The company is pursuing these goals through a series of improvements to hydrogen panel's design and internal components, and commitment to these efforts is driven by overarching goal of delivering the most affordable green hydrogen solution. First, the company are increasing the hydrogen generator area to panel area ratio by over 50% compared to the current design. This upgrade will result in a substantial increase in the amount of solar energy absorbed and converted into hydrogen gas.

Scientific team is also working closely with the National Renewable Energy Laboratory (NREL) and the University of Iowa to integrate existing, low-cost semiconductors into nanoparticle-based system to substantially improve the overall power conversion efficiency of hydrogen panels. Additionally, are working with industrial partners Corning Laser Technologies GmbH and Geomatec to reduce voltage loss between the anode and cathode catalysts, also resulting in improved power conversion efficiency. Lastly, team is working closely with the Singh Lab at the University of Michigan to optimize catalyst and membrane integration techniques.

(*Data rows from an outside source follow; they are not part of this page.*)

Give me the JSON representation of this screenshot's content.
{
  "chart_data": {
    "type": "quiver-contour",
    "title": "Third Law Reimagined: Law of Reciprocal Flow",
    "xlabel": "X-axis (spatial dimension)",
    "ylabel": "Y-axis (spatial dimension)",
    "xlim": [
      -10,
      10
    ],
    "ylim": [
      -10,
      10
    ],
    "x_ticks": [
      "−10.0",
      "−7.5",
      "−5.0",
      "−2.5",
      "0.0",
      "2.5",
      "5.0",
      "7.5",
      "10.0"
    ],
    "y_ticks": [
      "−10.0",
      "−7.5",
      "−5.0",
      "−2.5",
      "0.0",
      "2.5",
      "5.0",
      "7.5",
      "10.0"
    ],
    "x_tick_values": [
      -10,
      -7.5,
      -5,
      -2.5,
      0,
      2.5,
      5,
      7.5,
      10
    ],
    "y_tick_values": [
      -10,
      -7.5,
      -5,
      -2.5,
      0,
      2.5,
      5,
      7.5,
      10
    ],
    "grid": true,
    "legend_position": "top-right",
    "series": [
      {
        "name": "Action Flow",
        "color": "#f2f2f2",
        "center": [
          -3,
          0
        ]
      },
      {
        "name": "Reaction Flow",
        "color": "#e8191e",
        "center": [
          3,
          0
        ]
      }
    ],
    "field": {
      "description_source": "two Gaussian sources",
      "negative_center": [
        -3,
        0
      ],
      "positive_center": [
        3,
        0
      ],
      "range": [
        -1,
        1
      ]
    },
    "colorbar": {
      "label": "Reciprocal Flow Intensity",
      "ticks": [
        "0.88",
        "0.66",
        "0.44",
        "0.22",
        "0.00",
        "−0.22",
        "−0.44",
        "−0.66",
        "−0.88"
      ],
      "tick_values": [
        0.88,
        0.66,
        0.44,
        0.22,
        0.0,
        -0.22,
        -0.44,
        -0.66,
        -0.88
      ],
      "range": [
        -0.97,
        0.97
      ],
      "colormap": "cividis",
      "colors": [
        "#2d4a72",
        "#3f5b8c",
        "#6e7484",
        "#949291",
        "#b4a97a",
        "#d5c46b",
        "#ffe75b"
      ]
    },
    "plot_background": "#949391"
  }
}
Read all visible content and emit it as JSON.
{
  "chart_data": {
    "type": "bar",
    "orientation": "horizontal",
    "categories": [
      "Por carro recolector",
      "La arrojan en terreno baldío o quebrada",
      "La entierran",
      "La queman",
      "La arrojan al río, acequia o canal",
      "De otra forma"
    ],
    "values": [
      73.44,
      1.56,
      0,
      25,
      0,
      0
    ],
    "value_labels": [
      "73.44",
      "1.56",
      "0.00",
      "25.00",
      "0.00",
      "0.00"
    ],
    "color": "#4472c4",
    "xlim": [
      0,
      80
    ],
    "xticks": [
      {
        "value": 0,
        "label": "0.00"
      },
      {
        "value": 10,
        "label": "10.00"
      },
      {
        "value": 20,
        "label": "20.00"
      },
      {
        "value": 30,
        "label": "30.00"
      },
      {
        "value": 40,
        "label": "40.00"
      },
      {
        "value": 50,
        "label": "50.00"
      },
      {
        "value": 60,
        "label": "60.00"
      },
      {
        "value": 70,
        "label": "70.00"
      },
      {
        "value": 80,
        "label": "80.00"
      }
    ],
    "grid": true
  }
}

This will increase the lifetime of catalyst, decreasing the overall hydrogen production cost. These improvements are currently being implemented and tested in 1.5 sq. ft.

panel, upon which the design will then be translated into a 1 m(2) panel. These advancements have also been designed specifically to increase the lifespan and stability of the panel, reducing the need for maintenance and replacement and making it even more cost-effective for future customers to adopt green hydrogen.